The third instance is a tougher factor. It can be arduous in any programming language. But SQL makes it attainable in a number of good methods. The resolution is manufactured from concise stanzas (CTEs, Common Table Expressions) that kind a pipeline. Each section of the pipeline handles one clearly-defined piece of the issue. You can validate the output of every section earlier than continuing to the following. And you are able to do all this with probably the most mature and widely-used grammar for choice, filtering, and recombination of knowledge.
Do I’ve to make use of SQL?
No! If you want the thought of mapping APIs to tables, however you’ll fairly cause over these tables in Python or R dataframes, then Steampipe can oblige. Under the covers it’s Postgres, enhanced with overseas information wrappers that deal with the API-to-table transformation. Anything that may connect with Postgres can connect with Steampipe, together with SQL drivers like Python’s psycopg2
and R’s RPostgres
in addition to business-intelligence instruments like Metabase, Tableau, and PowerBI. So you need to use Steampipe to frictionlessly eat APIs into dataframes, then cause over the info in Python or R.
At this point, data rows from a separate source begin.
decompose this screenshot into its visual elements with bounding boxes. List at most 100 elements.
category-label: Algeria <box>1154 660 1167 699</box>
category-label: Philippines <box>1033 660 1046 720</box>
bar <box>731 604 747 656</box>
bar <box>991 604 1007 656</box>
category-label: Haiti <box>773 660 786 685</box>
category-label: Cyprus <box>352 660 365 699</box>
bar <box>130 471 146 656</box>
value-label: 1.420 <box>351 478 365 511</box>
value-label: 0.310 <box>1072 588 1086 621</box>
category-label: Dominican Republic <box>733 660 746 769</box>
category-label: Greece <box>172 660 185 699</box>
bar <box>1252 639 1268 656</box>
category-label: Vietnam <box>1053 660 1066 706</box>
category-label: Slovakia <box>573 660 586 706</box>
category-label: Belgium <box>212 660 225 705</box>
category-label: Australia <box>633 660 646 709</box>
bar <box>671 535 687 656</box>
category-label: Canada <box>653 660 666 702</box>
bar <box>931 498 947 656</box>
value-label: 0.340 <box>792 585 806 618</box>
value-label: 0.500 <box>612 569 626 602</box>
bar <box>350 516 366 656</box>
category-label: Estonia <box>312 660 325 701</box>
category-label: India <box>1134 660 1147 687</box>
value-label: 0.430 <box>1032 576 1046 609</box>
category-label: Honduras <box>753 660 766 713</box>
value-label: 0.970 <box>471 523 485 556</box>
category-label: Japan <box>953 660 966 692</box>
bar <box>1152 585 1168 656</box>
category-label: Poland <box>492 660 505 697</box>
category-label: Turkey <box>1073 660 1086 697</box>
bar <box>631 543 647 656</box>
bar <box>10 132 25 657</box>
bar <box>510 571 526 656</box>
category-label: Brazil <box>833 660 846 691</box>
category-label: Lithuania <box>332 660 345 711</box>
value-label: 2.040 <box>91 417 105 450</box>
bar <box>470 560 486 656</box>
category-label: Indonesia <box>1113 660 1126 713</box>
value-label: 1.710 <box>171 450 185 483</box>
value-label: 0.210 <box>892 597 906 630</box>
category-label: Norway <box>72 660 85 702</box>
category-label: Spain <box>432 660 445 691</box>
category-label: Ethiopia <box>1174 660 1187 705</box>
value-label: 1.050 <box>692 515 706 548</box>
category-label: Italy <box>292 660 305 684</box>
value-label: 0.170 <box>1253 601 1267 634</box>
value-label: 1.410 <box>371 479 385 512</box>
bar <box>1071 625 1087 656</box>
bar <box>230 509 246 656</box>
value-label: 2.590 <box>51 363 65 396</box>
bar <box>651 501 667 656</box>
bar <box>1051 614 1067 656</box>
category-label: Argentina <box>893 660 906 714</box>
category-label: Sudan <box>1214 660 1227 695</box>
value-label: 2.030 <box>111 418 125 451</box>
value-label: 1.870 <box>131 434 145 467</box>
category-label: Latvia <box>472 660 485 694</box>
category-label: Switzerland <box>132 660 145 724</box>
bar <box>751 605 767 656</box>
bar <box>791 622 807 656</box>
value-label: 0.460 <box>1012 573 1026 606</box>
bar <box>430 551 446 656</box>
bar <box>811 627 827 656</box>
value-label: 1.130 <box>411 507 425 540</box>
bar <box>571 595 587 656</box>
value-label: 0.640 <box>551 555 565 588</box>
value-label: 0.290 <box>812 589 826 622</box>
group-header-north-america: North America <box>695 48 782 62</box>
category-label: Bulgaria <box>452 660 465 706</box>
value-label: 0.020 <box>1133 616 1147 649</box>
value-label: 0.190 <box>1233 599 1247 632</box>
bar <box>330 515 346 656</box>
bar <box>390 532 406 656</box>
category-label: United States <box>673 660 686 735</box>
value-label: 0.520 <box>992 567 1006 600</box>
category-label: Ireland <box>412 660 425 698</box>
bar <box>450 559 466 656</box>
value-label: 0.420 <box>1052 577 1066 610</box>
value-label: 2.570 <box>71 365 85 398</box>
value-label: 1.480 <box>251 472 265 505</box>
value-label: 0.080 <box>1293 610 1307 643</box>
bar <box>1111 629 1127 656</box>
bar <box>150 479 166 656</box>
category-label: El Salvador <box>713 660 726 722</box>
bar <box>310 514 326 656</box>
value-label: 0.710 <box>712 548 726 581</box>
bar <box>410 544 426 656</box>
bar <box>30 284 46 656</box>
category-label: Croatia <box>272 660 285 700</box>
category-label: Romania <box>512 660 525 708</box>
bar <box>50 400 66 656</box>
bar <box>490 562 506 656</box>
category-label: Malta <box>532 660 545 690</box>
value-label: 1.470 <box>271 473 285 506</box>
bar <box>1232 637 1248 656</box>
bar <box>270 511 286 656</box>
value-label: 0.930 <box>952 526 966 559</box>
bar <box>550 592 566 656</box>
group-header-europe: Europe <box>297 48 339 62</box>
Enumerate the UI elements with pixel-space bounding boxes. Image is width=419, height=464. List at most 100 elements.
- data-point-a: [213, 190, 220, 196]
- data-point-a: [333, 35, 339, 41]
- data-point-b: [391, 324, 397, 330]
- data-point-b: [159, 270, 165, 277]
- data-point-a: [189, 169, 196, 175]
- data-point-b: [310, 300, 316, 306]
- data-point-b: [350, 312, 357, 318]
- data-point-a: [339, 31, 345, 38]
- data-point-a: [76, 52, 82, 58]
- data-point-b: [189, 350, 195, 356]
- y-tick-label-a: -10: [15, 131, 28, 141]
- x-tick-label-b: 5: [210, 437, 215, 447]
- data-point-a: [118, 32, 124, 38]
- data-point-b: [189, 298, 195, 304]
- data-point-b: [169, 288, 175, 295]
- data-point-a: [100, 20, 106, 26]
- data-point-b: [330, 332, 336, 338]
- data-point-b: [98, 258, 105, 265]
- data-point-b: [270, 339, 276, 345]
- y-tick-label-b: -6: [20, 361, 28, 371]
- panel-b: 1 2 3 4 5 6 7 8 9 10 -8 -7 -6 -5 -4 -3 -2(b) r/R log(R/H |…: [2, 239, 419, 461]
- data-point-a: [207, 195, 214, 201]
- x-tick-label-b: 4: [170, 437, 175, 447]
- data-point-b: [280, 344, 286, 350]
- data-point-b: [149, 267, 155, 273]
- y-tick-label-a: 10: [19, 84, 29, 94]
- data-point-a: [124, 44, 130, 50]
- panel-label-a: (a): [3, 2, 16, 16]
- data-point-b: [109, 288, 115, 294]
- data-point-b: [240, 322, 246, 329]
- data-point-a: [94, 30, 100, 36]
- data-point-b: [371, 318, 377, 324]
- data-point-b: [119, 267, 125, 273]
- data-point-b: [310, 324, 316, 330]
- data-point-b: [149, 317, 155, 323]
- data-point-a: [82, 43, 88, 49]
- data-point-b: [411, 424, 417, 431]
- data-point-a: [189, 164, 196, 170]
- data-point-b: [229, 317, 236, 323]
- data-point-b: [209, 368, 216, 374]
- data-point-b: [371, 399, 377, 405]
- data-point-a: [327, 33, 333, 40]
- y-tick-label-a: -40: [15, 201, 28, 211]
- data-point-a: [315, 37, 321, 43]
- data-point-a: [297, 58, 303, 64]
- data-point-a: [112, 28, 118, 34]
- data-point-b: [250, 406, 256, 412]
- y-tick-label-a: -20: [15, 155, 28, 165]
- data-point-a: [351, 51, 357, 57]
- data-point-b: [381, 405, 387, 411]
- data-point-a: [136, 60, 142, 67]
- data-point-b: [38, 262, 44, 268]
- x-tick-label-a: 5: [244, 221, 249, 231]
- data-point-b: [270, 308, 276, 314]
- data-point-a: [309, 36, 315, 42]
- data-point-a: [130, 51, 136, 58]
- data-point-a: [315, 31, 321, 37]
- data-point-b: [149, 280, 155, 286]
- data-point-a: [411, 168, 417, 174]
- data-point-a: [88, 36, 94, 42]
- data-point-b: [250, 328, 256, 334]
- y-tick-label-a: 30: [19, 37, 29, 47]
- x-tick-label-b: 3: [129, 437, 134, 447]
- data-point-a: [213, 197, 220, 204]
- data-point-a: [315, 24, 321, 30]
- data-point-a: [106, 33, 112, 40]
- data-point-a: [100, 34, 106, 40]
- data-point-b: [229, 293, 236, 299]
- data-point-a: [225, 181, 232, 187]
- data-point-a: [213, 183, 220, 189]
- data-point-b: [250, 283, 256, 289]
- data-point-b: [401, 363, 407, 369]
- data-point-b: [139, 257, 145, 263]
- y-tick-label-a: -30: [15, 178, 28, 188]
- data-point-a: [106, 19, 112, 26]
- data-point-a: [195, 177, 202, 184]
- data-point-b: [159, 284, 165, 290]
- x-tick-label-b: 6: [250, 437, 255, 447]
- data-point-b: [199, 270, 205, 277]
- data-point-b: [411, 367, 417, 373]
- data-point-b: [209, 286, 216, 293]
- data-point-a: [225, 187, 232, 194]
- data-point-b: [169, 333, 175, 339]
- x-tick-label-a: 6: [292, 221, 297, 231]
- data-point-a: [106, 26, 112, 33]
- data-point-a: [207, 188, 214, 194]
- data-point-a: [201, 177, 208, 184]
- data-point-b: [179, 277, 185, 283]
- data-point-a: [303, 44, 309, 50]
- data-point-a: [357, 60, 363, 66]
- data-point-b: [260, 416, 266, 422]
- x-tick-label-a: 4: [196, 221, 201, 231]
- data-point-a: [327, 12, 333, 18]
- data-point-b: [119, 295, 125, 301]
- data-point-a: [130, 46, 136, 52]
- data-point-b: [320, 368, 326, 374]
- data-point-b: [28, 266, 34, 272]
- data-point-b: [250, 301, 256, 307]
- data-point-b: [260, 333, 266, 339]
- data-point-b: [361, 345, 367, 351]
But for those who haven’t used SQL on this means earlier than, it’s value a glance. Consider this comparability of SQL to Pandas from How to rewrite your SQL queries in Pandas.
SQL | Pandas |
---|---|
choose * from airports | airports |
choose * from airports restrict 3 | airports.head(3) |
choose id from airports the place ident = ‘KLAX’ | airports[airports.ident == ‘KLAX’].id |
choose distinct kind from airport | airports.kind.distinctive() |
choose * from airports the place iso_region = ‘US-CA’ and kind = ‘seaplane_base’ | airports[(airports.iso_region == ‘US-CA’) & (airports.type == ‘seaplane_base’)] |
choose ident, identify, municipality from airports the place iso_region = ‘US-CA’ and kind = ‘large_airport’ | airports[(airports.iso_region == ‘US-CA’) & (airports.type == ‘large_airport’)][[‘ident’, ‘name’, ‘municipality’]] |
We can argue the deserves of 1 model versus the opposite, however there’s no query that SQL is probably the most common and widely-implemented strategy to categorical these operations on information. So no, you don’t have to make use of SQL to its fullest potential so as to profit from Steampipe. But you would possibly discover that you just wish to.